À la fin du paragraphe, nous trouvons : « A ce stade l'agitation des communistes indiens ne devrait pas concentrer la lutte la plus acharnée contre la bourgeoisie, mais devrait la tourner contre le principal ennemi immédiat actuel, le bloc impérialiste-féodal au pouvoir. »
Je considère que cette déclaration ne donne pas une appréciation réaliste de la situation en Inde et de l'attitude contre-révolutionnaire croissante de la bourgeoisie envers le mouvement révolutionnaire national. Cette formulation peut conduire à une bévue tactique.
Maintenant, j'en viens à une autre question qui se trouve dans le dernier paragraphe des thèses de la page 37, paragraphe 32. Ici, en décrivant les activités des partis ouvriers et paysans et en tirant les conclusions de leur expérience, il est dit : « Les partis particuliers, ouvriers et paysans, aussi révolutionnaires soient-ils, peuvent facilement se transformer en partis petits-bourgeois ordinaires. Par conséquent, l'organisation de tels partis est déconseillée, tout comme le Parti communiste ne peut pas se construire sur une base d'amalgamation de deux classes, il est tout aussi erroné d'organiser d'autres partis sur cette base, qui est typique des membres petits-bourgeois. »
Il me semble que certains camarades font un cauchemar, qui est le résultat de leur propre fantasme irrationnel, que le Parti Ouvrier et Paysan se substitue au Parti communiste. Personne n'a jamais avancé l'idée que le Parti Ouvrier et Paysan deviendrait un substitut du Parti communiste.

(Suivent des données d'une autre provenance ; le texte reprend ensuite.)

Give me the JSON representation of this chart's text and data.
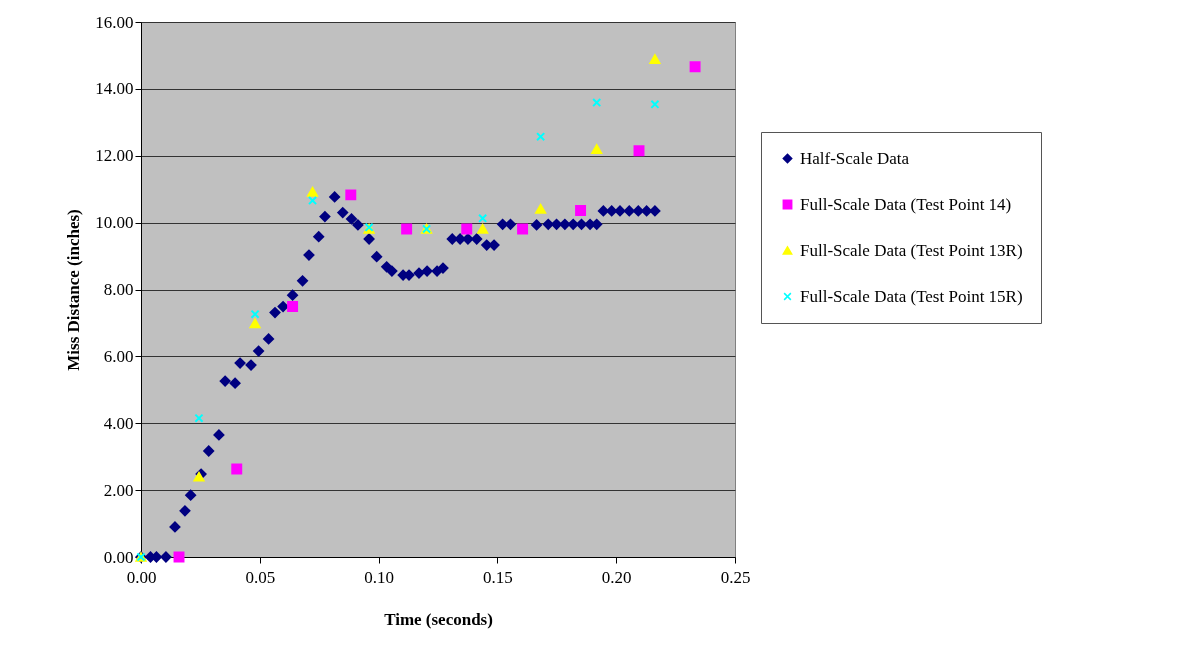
{
  "chart_data": {
    "type": "scatter",
    "xlabel": "Time (seconds)",
    "ylabel": "Miss Distance (inches)",
    "xlim": [
      0,
      0.25
    ],
    "ylim": [
      0,
      16
    ],
    "xticks": [
      {
        "value": 0,
        "label": "0.00"
      },
      {
        "value": 0.05,
        "label": "0.05"
      },
      {
        "value": 0.1,
        "label": "0.10"
      },
      {
        "value": 0.15,
        "label": "0.15"
      },
      {
        "value": 0.2,
        "label": "0.20"
      },
      {
        "value": 0.25,
        "label": "0.25"
      }
    ],
    "yticks": [
      {
        "value": 0,
        "label": "0.00"
      },
      {
        "value": 2,
        "label": "2.00"
      },
      {
        "value": 4,
        "label": "4.00"
      },
      {
        "value": 6,
        "label": "6.00"
      },
      {
        "value": 8,
        "label": "8.00"
      },
      {
        "value": 10,
        "label": "10.00"
      },
      {
        "value": 12,
        "label": "12.00"
      },
      {
        "value": 14,
        "label": "14.00"
      },
      {
        "value": 16,
        "label": "16.00"
      }
    ],
    "grid": "y",
    "legend": "right",
    "series": [
      {
        "name": "Half-Scale Data",
        "color": "#000080",
        "marker": "diamond",
        "x": [
          0,
          0.004,
          0.0065,
          0.0105,
          0.0143,
          0.0185,
          0.0209,
          0.0253,
          0.0285,
          0.0328,
          0.0354,
          0.0396,
          0.0417,
          0.0463,
          0.0495,
          0.0537,
          0.0564,
          0.0598,
          0.0638,
          0.068,
          0.0707,
          0.0748,
          0.0774,
          0.0815,
          0.0849,
          0.0886,
          0.0913,
          0.096,
          0.0992,
          0.1034,
          0.1056,
          0.1103,
          0.1128,
          0.117,
          0.1204,
          0.1246,
          0.1271,
          0.131,
          0.1343,
          0.1376,
          0.1413,
          0.1455,
          0.1486,
          0.1522,
          0.1555,
          0.1665,
          0.1714,
          0.1749,
          0.1784,
          0.1819,
          0.1854,
          0.189,
          0.1918,
          0.1946,
          0.1981,
          0.2016,
          0.2055,
          0.2093,
          0.2128,
          0.2163
        ],
        "values": [
          0,
          0,
          0,
          0,
          0.9,
          1.38,
          1.85,
          2.48,
          3.17,
          3.65,
          5.26,
          5.2,
          5.8,
          5.74,
          6.16,
          6.52,
          7.31,
          7.49,
          7.83,
          8.26,
          9.03,
          9.58,
          10.18,
          10.77,
          10.3,
          10.11,
          9.93,
          9.51,
          8.98,
          8.68,
          8.55,
          8.43,
          8.43,
          8.49,
          8.55,
          8.55,
          8.64,
          9.51,
          9.51,
          9.51,
          9.51,
          9.33,
          9.33,
          9.95,
          9.95,
          9.93,
          9.95,
          9.95,
          9.95,
          9.95,
          9.95,
          9.95,
          9.95,
          10.35,
          10.35,
          10.35,
          10.35,
          10.35,
          10.35,
          10.35
        ]
      },
      {
        "name": "Full-Scale Data (Test Point 14)",
        "color": "#ff00ff",
        "marker": "square",
        "x": [
          0.016,
          0.0403,
          0.0638,
          0.0883,
          0.1118,
          0.1371,
          0.1606,
          0.185,
          0.2096,
          0.2332
        ],
        "values": [
          0,
          2.63,
          7.49,
          10.83,
          9.81,
          9.81,
          9.81,
          10.36,
          12.15,
          14.66
        ]
      },
      {
        "name": "Full-Scale Data (Test Point 13R)",
        "color": "#ffff00",
        "marker": "triangle",
        "x": [
          0,
          0.0244,
          0.048,
          0.0722,
          0.096,
          0.1202,
          0.1438,
          0.1682,
          0.1918,
          0.2163
        ],
        "values": [
          0,
          2.4,
          6.99,
          10.92,
          9.81,
          9.81,
          9.81,
          10.41,
          12.2,
          14.89
        ]
      },
      {
        "name": "Full-Scale Data (Test Point 15R)",
        "color": "#00ffff",
        "marker": "cross",
        "x": [
          0,
          0.0244,
          0.048,
          0.0722,
          0.096,
          0.1202,
          0.1438,
          0.1682,
          0.1918,
          0.2163
        ],
        "values": [
          0,
          4.15,
          7.26,
          10.66,
          9.86,
          9.81,
          10.13,
          12.57,
          13.59,
          13.54
        ]
      }
    ]
  }
}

Les éléments petits-bourgeois d'un pays arriéré qui ont été prolétarisés sont parfois plus prolétarisés que le prolétariat lui-même. L'intelligentsia petite-bourgeoise, la petite bourgeoisie urbaine, a un rôle à jouer dans le mouvement révolutionnaire des colonies. Quelle devrait être l'expression organisationnelle d'un front anti-impérialiste des éléments petits-bourgeois ? Pouvons-nous nous permettre d'inonder le Parti communiste d'éléments aussi petits-bourgeois ? Nous ne le pouvons pas. D'autre part, le Parti communiste indien devrait utiliser les énergies révolutionnaires de la petite bourgeoisie. Je pense qu'il est clair que ce front anti-impérialiste ne peut prendre que la forme organisationnelle d'un Parti Ouvrier et Paysan composé de l'intelligentsia urbaine et des éléments petits-bourgeois sous la direction du prolétariat.
Ces Partis Ouvriers et Paysans, qui ont vu le jour en Inde en 1925, ont poursuivi une ligne d'action déterminée. Ce parti a organisé 30.000 travailleurs à Bombay dans des manifestations contre la sous des slogans révolutionnaires tels que « A bas l'impérialisme » et « Indépendance totale de l'Inde ». Les mouvements de grève sont aujourd'hui dirigés par le Parti des Ouvriers et des Paysans. La grève à Lilloah[2] était menée par le Parti des Ouvriers et des Paysans sous le contrôle du Parti communiste indien. Nous avons pu reprendre certains syndicats. On nous dit maintenant de liquider tous ces Partis Ouvriers et Paysans. C'est du dogmatisme professionnel pur et simple contre lequel Lénine nous a tant de fois mis en garde.
Mais si nous regardons la situation en Inde elle-même, quels sont les canaux par lesquels les communistes font sentir leur influence parmi les masses ? Je pense qu'il est tout à fait clair que, sous la direction du Parti communiste de l'Inde, les Partis Ouvriers et Paysans sont des canaux précieux pour la propagation des idées communistes en Inde. Il n'y avait pas de tendance de gauche dans le mouvement national indien avant que les Partis Ouvriers et Paysans n'apparaissent sur le terrain. Aujourd'hui, tous les éléments de gauche du pays tournent autour de ces organisations, et une certaine cristallisation des forces de gauche s'opère à travers ces partis.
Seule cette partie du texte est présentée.